Unlike in the Karma thinking –we can’t do enough good to offset the evil we've done in our lives. We can’t do enough good to be worthy of God’s blessings. 

Karma is all about tallying up enough brownie points so that you just MIGHT get blessings. Bad deeds can only be offset by doing enough good deeds to balance things out. BUT no matter how many good deeds you do you can never be sure you've done enough to undo the damage of your past. 

Thus, there’s no confidence that you've “made it”. There’s no joy, no real hope, no sense of freedom… just a continuous sense of doubt… and fear.

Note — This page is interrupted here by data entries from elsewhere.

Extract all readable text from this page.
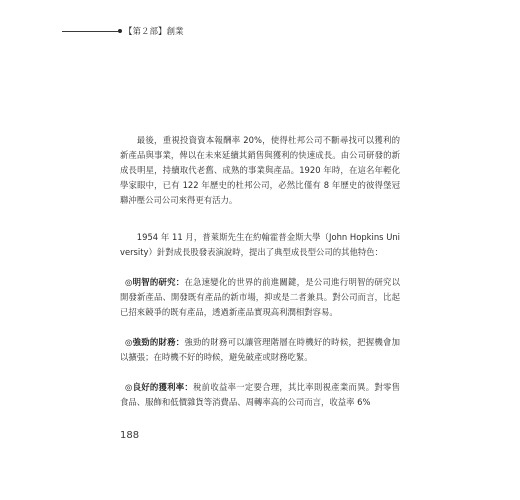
【第２部】創業

最後，重視投資資本報酬率 20%，使得杜邦公司不斷尋找可以獲利的新產品與事業，俾以在未來延續其銷售與獲利的快速成長。由公司研發的新成長明星，持續取代老舊、成熟的事業與產品。1920 年時，在這名年輕化學家眼中，已有 122 年歷史的杜邦公司，必然比僅有 8 年歷史的彼得堡冠聯沖壓公司公司來得更有活力。

1954 年 11 月，普萊斯先生在約翰霍普金斯大學（John Hopkins University）針對成長股發表演說時，提出了典型成長型公司的其他特色：

◎明智的研究：在急速變化的世界的前進關鍵，是公司進行明智的研究以開發新產品、開發既有產品的新市場，抑或是二者兼具。對公司而言，比起已招來競爭的既有產品，透過新產品實現高利潤相對容易。

◎強勁的財務：強勁的財務可以讓管理階層在時機好的時候，把握機會加以擴張；在時機不好的時候，避免破產或財務吃緊。

◎良好的獲利率：稅前收益率一定要合理，其比率則視產業而異。對零售食品、服飾和低價雜貨等消費品、周轉率高的公司而言，收益率 6%

188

And you can tell when a Christian has bought into the Karma mindset.
You ask a believer if they are sure they’re going to heaven. Most will reply: “I hope I've been good enough…”

What they’re saying is Karma. I hope my good deeds have outweighed my bad. That way I can go into the presence of God and DESERVE heaven.

Now, the Bible DOES teach that we have done bad… and that bad in our lives has to be paid for. It has to be taken away for us to be acceptable. But neither you nor I can pay for our bad deeds with good deeds. Neither you nor I can make our lives acceptable by how many good things we do. 
What is the ONLY way you can get into heaven? That’s right – by the blood of Jesus Christ. Your good deeds will not buy you a place in God’s presence.

So if you someone asks you if you are going to heaven… you need to say
“YES” But not because I deserve to be there. I’m going to heaven because of the blood of Jesus. 

As Galatians 3:27 says, 
all of you who were baptized into Christ have clothed yourselves with Christ.” It isn't by MY righteous garments that I’m saved. It’s because I've put on Christ.

It’s critical that we understand this; because if we don’t, we’ll never really understand why other people reject Jesus. 

You see, the problem for most people is that they really still believe in Karma. They sense the rightness of doing enough good to offset the bad they've done. They’d rather do it themselves, and they think they can… given enough time and enough chances to do good things. 

The very idea that Jesus would have to do it for them offends them and offends their sensibilities. They feel THEY have to do the good things to deserve God’s attention.

But in their heart of hearts, they sense they’re not quite doing enough. They’re often unsure and uncertain. They understand that what goes around comes around… but they’re not quite sure what’s coming around.
They’re never quite sure they've been good enough… to be good enough.

That’s the difference between Karma and Christ. 
Karma says: “you’re getting what you deserve. You've slipped and fell and now there’s a price you have to pay.".
Christ says: “You've gotten what you deserve… let me pay the price. You can’t do it on your own. Let me help you.” My grace is sufficient.